Friday, October 31, 2014


100% of the proceeds from this blog are going to my charity: Alex Kaseberg Needs To Pay His Bills, Torn Slatterns and Nugget Ranchers


Apple CEO, Tim Cook, revealed that he is gay. And next month Cook will announce he is the new iGay 6. 

I’m so excited about my Halloween costume. I’m going as a slutty quarantined Maine Ebola nurse.


A judge has ordered the Maine nurse exposed to Ebola, Kaci Hickox, to stay three feet from people.

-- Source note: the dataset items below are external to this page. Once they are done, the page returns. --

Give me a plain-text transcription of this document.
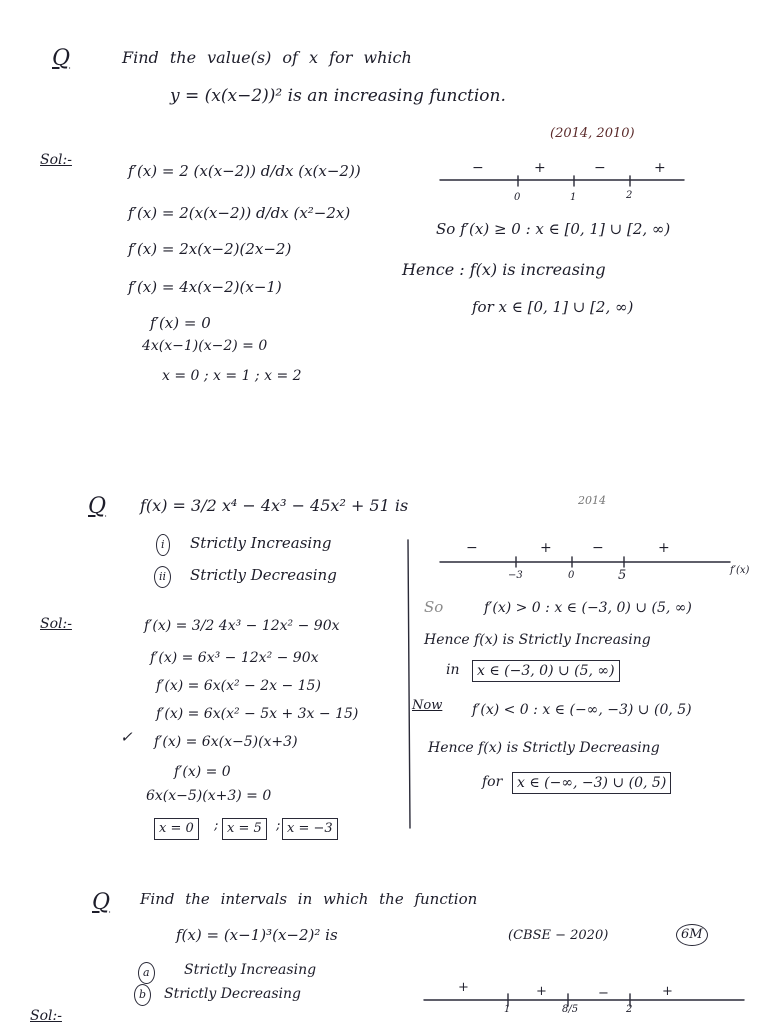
Q	Find the value(s) of x for which
y = (x(x−2))² is an increasing function.
(2014, 2010)
Sol:-
f′(x) = 2 (x(x−2)) d/dx (x(x−2))
f′(x) = 2(x(x−2)) d/dx (x²−2x)
f′(x) = 2x(x−2)(2x−2)
f′(x) = 4x(x−2)(x−1)
f′(x) = 0
4x(x−1)(x−2) = 0
x = 0 ; x = 1 ; x = 2
−	+	−	+
0	1	2
So f′(x) ≥ 0 : x ∈ [0, 1] ∪ [2, ∞)
Hence : f(x) is increasing
for x ∈ [0, 1] ∪ [2, ∞)
Q f(x) = 3/2 x⁴ − 4x³ − 45x² + 51 is	2014
i	Strictly Increasing
ii	Strictly Decreasing
Sol:-	f′(x) = 3/2 4x³ − 12x² − 90x
f′(x) = 6x³ − 12x² − 90x
f′(x) = 6x(x² − 2x − 15)
f′(x) = 6x(x² − 5x + 3x − 15)
✓ f′(x) = 6x(x−5)(x+3)
f′(x) = 0
6x(x−5)(x+3) = 0
x = 0	; x = 5	; x = −3
−	+	−	+
−3	0	5	f′(x)
So	f′(x) > 0 : x ∈ (−3, 0) ∪ (5, ∞)
Hence f(x) is Strictly Increasing
in	x ∈ (−3, 0) ∪ (5, ∞)
Now f′(x) < 0 : x ∈ (−∞, −3) ∪ (0, 5)
Hence f(x) is Strictly Decreasing
for	x ∈ (−∞, −3) ∪ (0, 5)
Q Find the intervals in which the function
f(x) = (x−1)³(x−2)² is	(CBSE − 2020)	6M
a	Strictly Increasing
b	Strictly Decreasing
Sol:-
+	+	−	+
1	8/5	2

It’s the same arrangement Kris and Bruce Jenner had during their marriage.

Since you asked:


Heckling Bruce Jenner on his home golf course is over the line.
Next to Nike, Bruce Jenner is the #1 aLBb whipping boy. Yes, he is an ass. Yes, when I spoke to him, he was amazingly rude. Yes, he is the reality-TV personification of almost all that is wrong in society. Yes, he is also the personification of entitlement gone amuck.

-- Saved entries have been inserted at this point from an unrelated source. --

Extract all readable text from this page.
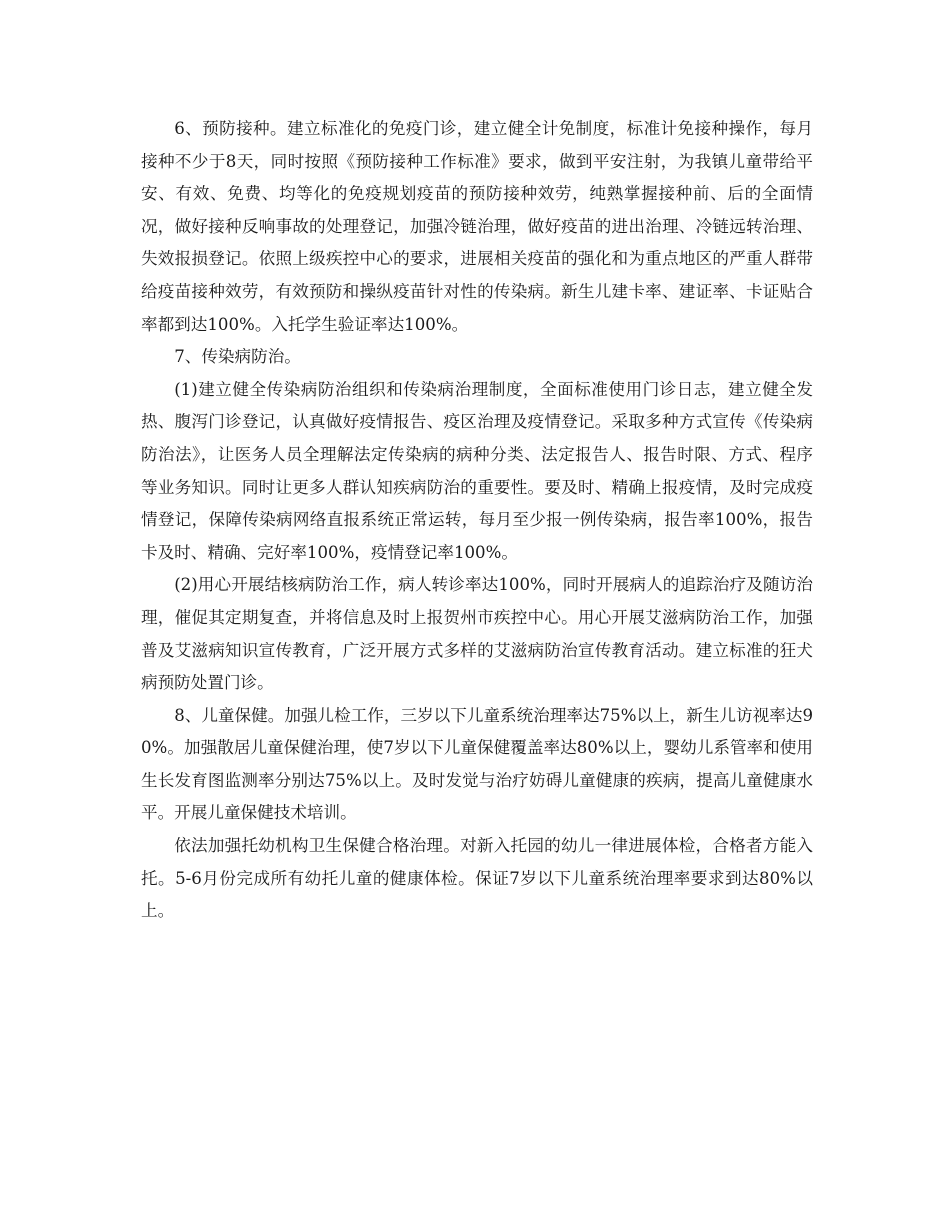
6、预防接种。建立标准化的免疫门诊，建立健全计免制度，标准计免接种操作，每月接种不少于8天，同时按照《预防接种工作标准》要求，做到平安注射，为我镇儿童带给平安、有效、免费、均等化的免疫规划疫苗的预防接种效劳，纯熟掌握接种前、后的全面情况，做好接种反响事故的处理登记，加强冷链治理，做好疫苗的进出治理、冷链远转治理、失效报损登记。依照上级疾控中心的要求，进展相关疫苗的强化和为重点地区的严重人群带给疫苗接种效劳，有效预防和操纵疫苗针对性的传染病。新生儿建卡率、建证率、卡证贴合率都到达100%。入托学生验证率达100%。

7、传染病防治。

(1)建立健全传染病防治组织和传染病治理制度，全面标准使用门诊日志，建立健全发热、腹泻门诊登记，认真做好疫情报告、疫区治理及疫情登记。采取多种方式宣传《传染病防治法》，让医务人员全理解法定传染病的病种分类、法定报告人、报告时限、方式、程序等业务知识。同时让更多人群认知疾病防治的重要性。要及时、精确上报疫情，及时完成疫情登记，保障传染病网络直报系统正常运转，每月至少报一例传染病，报告率100%，报告卡及时、精确、完好率100%，疫情登记率100%。

(2)用心开展结核病防治工作，病人转诊率达100%，同时开展病人的追踪治疗及随访治理，催促其定期复查，并将信息及时上报贺州市疾控中心。用心开展艾滋病防治工作，加强普及艾滋病知识宣传教育，广泛开展方式多样的艾滋病防治宣传教育活动。建立标准的狂犬病预防处置门诊。

8、儿童保健。加强儿检工作，三岁以下儿童系统治理率达75%以上，新生儿访视率达90%。加强散居儿童保健治理，使7岁以下儿童保健覆盖率达80%以上，婴幼儿系管率和使用生长发育图监测率分别达75%以上。及时发觉与治疗妨碍儿童健康的疾病，提高儿童健康水平。开展儿童保健技术培训。

依法加强托幼机构卫生保健合格治理。对新入托园的幼儿一律进展体检，合格者方能入托。5-6月份完成所有幼托儿童的健康体检。保证7岁以下儿童系统治理率要求到达80%以上。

But a man’s home golf course is sacred. He should not be hassled or heckled there. It is a sanctuary and should be regarded as such. Bruce has not OJ'd anyone to my knowledge, so let him be. 


Besides, steroids aside, this guy is a gold medal winner for the USA in the best single athletic endeavor there is, the Decathlon. With that comes the title Worlds Greatest Athlete. He had the world record. No matter how far off the plantation Jenner wanders, he is entitled to respect for his past achievements. 

Thursday, October 30, 2014





So excited about my Halloween costume. Going as a slutty Kim Jong Un


All the boys think she's a spy, she's got Betty Davis eyes, Torn Slatterns and Nugget Ranchers


Jon Hyder

Buster Posey
Seperated at birth? 


Ned Yost Does Not Boast


Guess who is back on the New York Yankees roster after a year suspension? Alex Rodriguez. “This should more than make up for losing Derek Jeter,” said nobody.





The San Francisco Giants won the World Series. In San Francisco’s Castro district, men were ripping off their clothes, swilling champagne and dancing in the street. When asked how long they would celebrate the Giants win, they said; “What Giants win?”


This weekend we set our clocks back one hour. This means on Sunday the New York Jets will lose an hour and a game.



V.P. Joe Biden is scheduled to travel to Morocco, Ukraine and Turkey to discuss foreign policy. Which means we will soon be at war with Morocco, Ukraine and Turkey.

Since you asked:

They say the Kansas City Royals manager, Ned Yost, is humble. That means:

Ned Yost does not boast.

He does not boast on the coast

He does not boast eating toast

He would not boast as a host

Even if he became a ghost

Ned Yost will not boast

If speaking at an Army Post

No boast would come from Yost

The most Ned Yost might boast?

If he grilled a good prime roast.


Yes, I am happy my adopted-for-the-playoff Fog City G'ints won, but I got noffins but love for the Royal fans. 
It has been predicted the marijuana industry will surpass the size of the NFL. One business has stoned former criminals, the other is the marijuana industry.

Apple CEO, Tim Cook, announced he is proud to be gay. Which explains Apple’s new Tony Award Party Planning App.


This weekend we set our clocks back one hour. This means on Sunday, the New York Jets will suck one whole hour earlier.

This weekend we set our clocks back one hour. And that is this week's story my nephew, Cooper, will not understand. "Dude, what's a clock?"